How to Use An Epinephrine Auto-Injector
Epinephrine auto-injectors are simple to use and come with clear instructions. The device’s needle sits protected inside the device until you inject it.
Ask your doctor for training on how to correctly use an epinephrine auto-injector; manufacturer websites may also provide detailed steps and how-to videos.
1. Remove the auto-injector from its protective case. Check to make sure the expiration date has not passed and the liquid inside looks clear.
2. Follow instructions to remove the safety cap(s). Keep your hand and fingers away from the needle end.
3. Hold the injector in your fist with the needle end (usually red or orange) away from your thumb, and place the needle end firmly against the outer thigh (the upper leg). Do not inject into the buttocks or elsewhere on the body. The needle is designed to go through clothing, if necessary
4. Press firmly to release the needle and inject the epinephrine into the outer thigh. Hold the leg and keep it steady while you inject the epinephrine.
5. Once injected, follow the device instructions on how long to keep it in place – usually several seconds – until all the epinephrine is delivered.
6. Remove the device and massage the injection site for 10 seconds.
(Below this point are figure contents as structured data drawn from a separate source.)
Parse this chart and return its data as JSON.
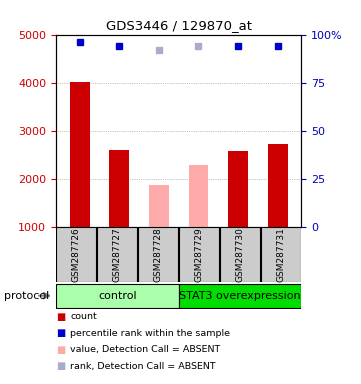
{
  "title": "GDS3446 / 129870_at",
  "samples": [
    "GSM287726",
    "GSM287727",
    "GSM287728",
    "GSM287729",
    "GSM287730",
    "GSM287731"
  ],
  "bar_values": [
    4020,
    2600,
    1870,
    2280,
    2570,
    2730
  ],
  "bar_colors": [
    "#cc0000",
    "#cc0000",
    "#ffaaaa",
    "#ffaaaa",
    "#cc0000",
    "#cc0000"
  ],
  "percentile_values": [
    96,
    94,
    92,
    94,
    94,
    94
  ],
  "percentile_colors": [
    "#0000cc",
    "#0000cc",
    "#aaaacc",
    "#aaaacc",
    "#0000cc",
    "#0000cc"
  ],
  "ylim_left": [
    1000,
    5000
  ],
  "yticks_left": [
    1000,
    2000,
    3000,
    4000,
    5000
  ],
  "ytick_labels_left": [
    "1000",
    "2000",
    "3000",
    "4000",
    "5000"
  ],
  "yticks_right": [
    0,
    25,
    50,
    75,
    100
  ],
  "ytick_labels_right": [
    "0",
    "25",
    "50",
    "75",
    "100%"
  ],
  "ylabel_left_color": "#cc0000",
  "ylabel_right_color": "#0000bb",
  "group1_label": "control",
  "group2_label": "STAT3 overexpression",
  "group1_color": "#aaffaa",
  "group2_color": "#00dd00",
  "protocol_label": "protocol",
  "legend_items": [
    {
      "color": "#cc0000",
      "label": "count"
    },
    {
      "color": "#0000cc",
      "label": "percentile rank within the sample"
    },
    {
      "color": "#ffaaaa",
      "label": "value, Detection Call = ABSENT"
    },
    {
      "color": "#aaaacc",
      "label": "rank, Detection Call = ABSENT"
    }
  ],
  "background_color": "#ffffff",
  "plot_bg_color": "#ffffff",
  "sample_bg_color": "#cccccc",
  "bar_width": 0.5
}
7. Some injectors have a needle that retracts back into the case after use; others leave the needle exposed. If the needle remains exposed, carefully insert the injector — needle first — back into the carrying case. Don’t be concerned if you see liquid left in the device; it is designed to release the proper dose correctly. Never try to re-inject.
8. Call 911 immediately. Tell the dispatcher you just used epinephrine to treat a suspected anaphylactic reaction. Make arrangements for transport to an emergency department for additional treatment.
9. Do not dispose of the auto-injector yourself. Give it to the emergency care team and tell them where it was injected.
Side effects may include uncontrollable shaking or twitchiness and feelings of panic or anxiety. These should subside within a few minutes or in an hour.
Note: In June 2016, FDA announced changes to safety labeling for epinephrine auto-injectors. The changes include the need to hold a child’s leg firmly during injection and to see a doctor for signs of infection at the injection site.